The Mortal Instruments: City Of Bones (2013) Review
Despite some handsome production values, and a game cast doing their best, it’s hard to escape the conclusion that “The Mortal Instruments: City Of Bones” is little more than derivative, uninspired fan fiction crammed with so much supernatural and romantic wish fulfilment that at times I felt I was watching ‘Fifty Shades Of Octarine’.
When New York City teenager Clary (Lily Collins) begins seeing a strange symbol everywhere, it worries her mother (Lena Headey) and her mother’s friend (Aidan Turner). Things get stranger when Clary and her faithful friend Simon (Robert Sheehan) visit a nightclub where Clary, and only Clary, sees Jace Wayland (Jamie Campbell Bower) kill someone. When her mother goes missing and her home is then attacked by a demon, Clary learns that she is actually descended from Shadowhunters, supernatural beings who live amongst the humans and that there is a whole other world invisible to ‘mundane’ eyes. An evil ex-Shadowhunter named Valentine Morgenstern (Jonathan Rhys Meyers) is seeking The Mortal Cup, one of the three Mortal Instruments, in order to take control of both the demons and the Shadowhunters and rule the Nephilim world.

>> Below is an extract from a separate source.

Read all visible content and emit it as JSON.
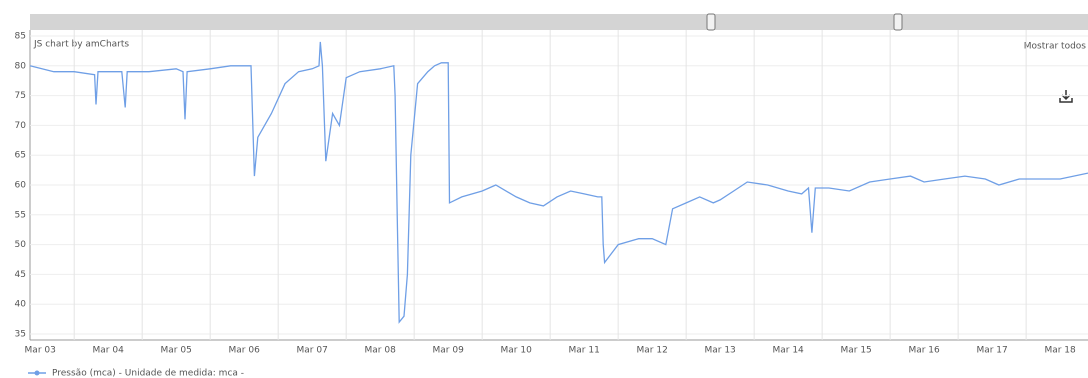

It’s hard to know where to begin with this movie because whichever way you look at it, it’s a pale imitation of other, better works. It borrow shamelessly from Neil Gaiman’s “Neverwhere”, liberally piling on elements of “Twilight”, “Underworld”, “Harry Potter”, “Buffy The Vampire Slayer” and, well, nearly every successful fantasy work of the past twenty years while at the same time ticking off all the boxes on the young adult cliché list: special/ ‘chosen one’ heroine unaware of their heritage? Check. Faithful sidekick with unrequited love for heroine? Check. Ill-defined magical artefact entrusted to heroine’s family? Check. Familial connection to main villain? Check. Secret watchful guardian in the form of neighbour or friend? Check and check.
Sometimes you can get away with having so many unoriginal elements if you manage to combine them into something fresh and interesting but this movie manages to pull off the trick of actually being less than the sum of its parts. The pacing is terrible and the movie meanders through its bloated two hours plus running time, aimlessly stumbling from one set piece to another, occasionally grinding to a halt to leadenly dump exposition in overwritten and overwrought dialogue scenes.
Lily Collins is decent enough as the lead but has zero chemistry with Jamie Campbell Bower, who nears Hayden Christensen in Star Wars prequels levels of awfulness in this. A great supporting cast is drained of any life by flat direction and a clumsy script, frittering away the talents of Lena Headley, Aiden Turner, Jared Harris and especially the usually fantastic Robert Sheehan who seems unable to summon even a shadow of the vibrant, unpredictable edginess he brought to “Misfits”.
I haven’t read any of the books in the series so I can’t really comment on whether the film adaptation does the books a great disservice, and it may be that the series improves as it progresses and reveals more of its themes and ambition. As a film, it feels tired and desperate, throwing more fantasy tropes into the over-egged mixture whenever it needs something to happen: demons, vampires, werewolves; oh my. Some of the word building is intriguing, such as the runes used to cast spells and summon powers and the ability to hide objects within two dimensional images but, ironically, the concepts themselves feel painted on as an afterthought to the insipid and forced teenage romance.
“The Mortal Instruments: City Of Bones” is cluttered, inept, wasteful and dull, there’s some potential here and a good cast but both are wasted by a terrible, leaden script and lifeless by-the-numbers direction from Harald Zwart. In advance of its release, it was labelled the new “Twilight”. In that, at least, it lives up to the promise, but that’s not a compliment.